No Easter Truce: Russia and Ukraine Keep Trading Strikes

AZE.US

There is still no Easter truce between Russia and Ukraine, and the war has instead moved deeper into another cycle of reciprocal attacks. In recent days, Russian missile and drone strikes have killed civilians in Ukraine, while Kyiv has continued sending drones against targets inside Russia. AP reported that Kyiv has kept the door open to an Easter ceasefire, but the attacks have continued, not slowed.

Ukrainian President Volodymyr Zelenskyy has said he is ready to discuss a temporary halt, including a pause in strikes on energy infrastructure, and planned to ask U.S. intermediaries to relay that offer to Moscow. But Reuters said the Kremlin reacted coolly and again insisted that any serious pause would have to be tied to a broader peace arrangement, not a short holiday truce.

On the ground, the war is telling a different story. AP said Russian attacks over the past two days hit areas including Kyiv’s surroundings, Nikopol, Sumy and other regions, causing deaths, injuries and damage. Ukrainian officials have also said Russia has intensified some daytime strikes, which Kyiv sees as part of a broader pressure campaign against civilian and critical infrastructure.

Ukraine, meanwhile, has kept up its own long-range pressure on Russian territory. AP and Al Jazeera reported that Ukrainian drones struck targets in Russia, while Al Jazeera separately said attacks hit the port of Primorsk and the NORSI oil refinery in the Nizhny Novgorod region.
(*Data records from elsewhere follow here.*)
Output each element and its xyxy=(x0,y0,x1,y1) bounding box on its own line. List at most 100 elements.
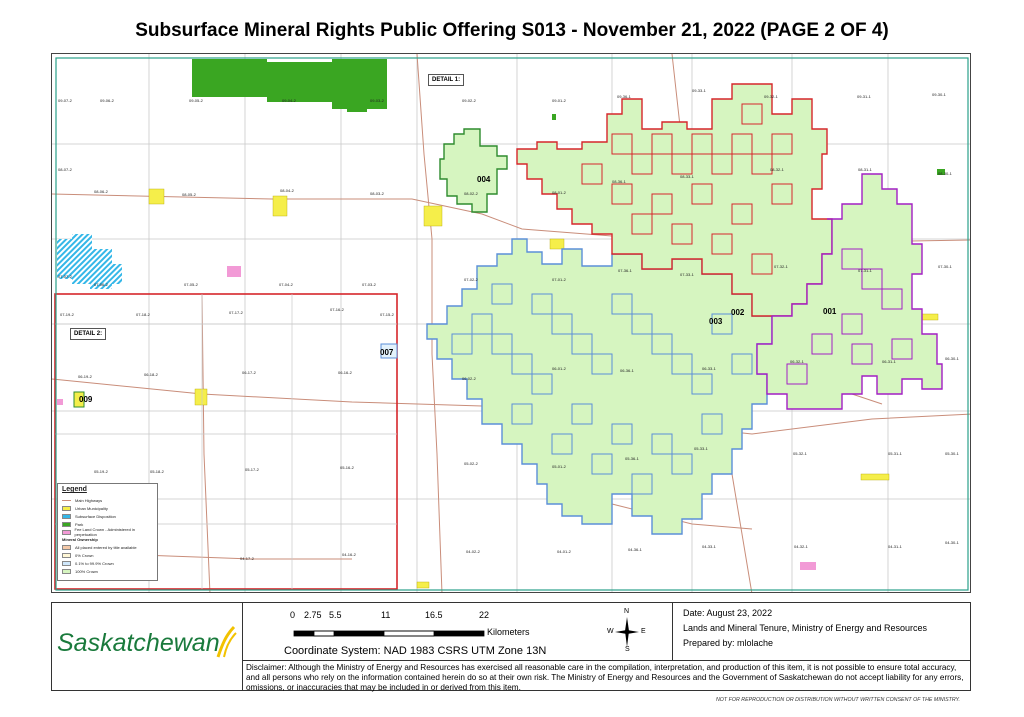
parcel-label-004[interactable]: 004 xyxy=(477,175,491,184)
wheat-logo-icon xyxy=(216,625,237,658)
parcel-label-001[interactable]: 001 xyxy=(823,307,837,316)
parcel-label-009[interactable]: 009 xyxy=(79,395,93,404)
disclaimer: Disclaimer: Although the Ministry of Ene… xyxy=(242,660,970,692)
township-label: 05-19-2 xyxy=(94,469,108,474)
red-parcels xyxy=(516,83,833,317)
legend-item: Main Highways xyxy=(62,496,153,504)
map-footer: Saskatchewan 0 2.75 5.5 11 16.5 22 Kilom… xyxy=(51,602,971,692)
township-label: 09-07-2 xyxy=(58,98,72,103)
map-legend: Legend Main Highways Urban Municipality … xyxy=(57,483,158,581)
township-label: 06-02-2 xyxy=(462,376,476,381)
township-label: 06-33-1 xyxy=(702,366,716,371)
township-label: 04-17-2 xyxy=(240,556,254,561)
township-label: 08-02-2 xyxy=(464,191,478,196)
township-label: 05-36-1 xyxy=(625,456,639,461)
reproduction-notice: NOT FOR REPRODUCTION OR DISTRIBUTION WIT… xyxy=(715,697,960,703)
township-label: 06-30-1 xyxy=(945,356,959,361)
park-swatch-icon xyxy=(62,521,71,527)
legend-title: Legend xyxy=(62,486,87,493)
legend-item: 100% Crown xyxy=(62,567,153,575)
entered-title-swatch-icon xyxy=(62,544,71,550)
parcel-label-007[interactable]: 007 xyxy=(380,348,394,357)
township-label: 07-18-2 xyxy=(136,312,150,317)
township-label: 07-02-2 xyxy=(464,277,478,282)
township-label: 06-31-1 xyxy=(882,359,896,364)
map-frame[interactable]: 09-07-2 09-06-2 09-05-2 09-04-2 09-03-2 … xyxy=(51,53,971,593)
township-label: 07-01-2 xyxy=(552,277,566,282)
township-label: 07-36-1 xyxy=(618,268,632,273)
township-label: 08-05-2 xyxy=(182,192,196,197)
township-label: 07-03-2 xyxy=(362,282,376,287)
township-label: 05-30-1 xyxy=(945,451,959,456)
purple-parcel-cells xyxy=(786,248,913,385)
township-label: 04-31-1 xyxy=(888,544,902,549)
scale-tick: 16.5 xyxy=(425,610,443,620)
township-label: 08-32-1 xyxy=(770,167,784,172)
township-label: 07-30-1 xyxy=(938,264,952,269)
urban-swatch-icon xyxy=(62,505,71,511)
logo-area: Saskatchewan xyxy=(52,603,243,691)
township-label: 06-19-2 xyxy=(78,374,92,379)
red-parcel-cells xyxy=(581,103,793,275)
green-parcels xyxy=(439,128,508,213)
township-label: 06-16-2 xyxy=(338,370,352,375)
south-label: S xyxy=(625,646,630,653)
township-label: 06-36-1 xyxy=(620,368,634,373)
township-label: 07-16-2 xyxy=(330,307,344,312)
legend-item: Subsurface Disposition xyxy=(62,512,153,520)
park-areas xyxy=(192,59,945,175)
north-arrow-icon: N S W E xyxy=(607,608,646,653)
township-label: 09-32-1 xyxy=(764,94,778,99)
township-label: 09-03-2 xyxy=(370,98,384,103)
parcel-label-003[interactable]: 003 xyxy=(709,317,723,326)
township-label: 09-02-2 xyxy=(462,98,476,103)
scale-tick: 5.5 xyxy=(329,610,342,620)
east-label: E xyxy=(641,628,646,635)
detail-1-label[interactable]: DETAIL 1: xyxy=(428,74,465,86)
township-label: 04-36-1 xyxy=(628,547,642,552)
detail-2-label[interactable]: DETAIL 2: xyxy=(70,328,107,340)
township-label: 05-17-2 xyxy=(245,467,259,472)
legend-item: 0.1% to 99.9% Crown xyxy=(62,559,153,567)
township-label: 08-03-2 xyxy=(370,191,384,196)
township-label: 06-18-2 xyxy=(144,372,158,377)
coordinate-system: Coordinate System: NAD 1983 CSRS UTM Zon… xyxy=(284,645,547,657)
township-label: 06-17-2 xyxy=(242,370,256,375)
township-label: 04-01-2 xyxy=(557,549,571,554)
township-label: 04-16-2 xyxy=(342,552,356,557)
full-crown-swatch-icon xyxy=(62,568,71,574)
township-label: 06-01-2 xyxy=(552,366,566,371)
township-label: 09-06-2 xyxy=(100,98,114,103)
township-label: 04-33-1 xyxy=(702,544,716,549)
township-label: 05-33-1 xyxy=(694,446,708,451)
township-label: 07-07-2 xyxy=(58,274,72,279)
parcel-007-area xyxy=(380,343,398,359)
township-label: 09-36-1 xyxy=(617,94,631,99)
saskatchewan-logo: Saskatchewan xyxy=(57,629,220,657)
township-label: 04-30-1 xyxy=(945,540,959,545)
legend-ownership-header: Mineral Ownership xyxy=(62,537,98,542)
township-label: 08-30-1 xyxy=(938,171,952,176)
purple-parcels xyxy=(756,173,943,410)
zero-crown-swatch-icon xyxy=(62,552,71,558)
scale-tick: 22 xyxy=(479,610,490,620)
township-label: 07-17-2 xyxy=(229,310,243,315)
disposition-swatch-icon xyxy=(62,513,71,519)
blue-parcels xyxy=(426,238,773,535)
township-label: 08-31-1 xyxy=(858,167,872,172)
township-label: 07-05-2 xyxy=(184,282,198,287)
township-label: 08-01-2 xyxy=(552,190,566,195)
township-label: 09-30-1 xyxy=(932,92,946,97)
township-label: 07-32-1 xyxy=(774,264,788,269)
parcel-label-002[interactable]: 002 xyxy=(731,308,745,317)
township-label: 05-32-1 xyxy=(793,451,807,456)
township-label: 09-04-2 xyxy=(282,98,296,103)
township-label: 07-31-1 xyxy=(858,268,872,273)
map-canvas xyxy=(52,54,970,592)
legend-item: All placed entered by title available xyxy=(62,543,153,551)
township-label: 07-19-2 xyxy=(60,312,74,317)
highway-swatch-icon xyxy=(62,499,71,501)
map-department: Lands and Mineral Tenure, Ministry of En… xyxy=(683,623,927,633)
detail-2-frame xyxy=(54,293,398,590)
township-label: 09-33-1 xyxy=(692,88,706,93)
That means both sides are still escalating militarily even as the ceasefire idea remains publicly alive.

Zelenskyy’s diplomatic activity has continued in parallel. AP reported that he traveled to Istanbul for talks with Turkish President Recep Tayyip Erdogan as the latest wave of strikes unfolded. Al Jazeera also reported that Zelenskyy later visited Damascus, where Ukraine and Syria agreed to cooperate on military and security experience. Those trips suggest Kyiv is still trying to strengthen its diplomatic position, but they do not point to any immediate breakthrough with Moscow.

For now, the gap between rhetoric and reality remains wide. A prisoner exchange around Orthodox Easter is still being discussed, according to AP, but that humanitarian channel is separate from a real ceasefire. As of April 5, the more concrete reality is this: there is no Easter truce in force, and Russia and Ukraine are still hitting each other.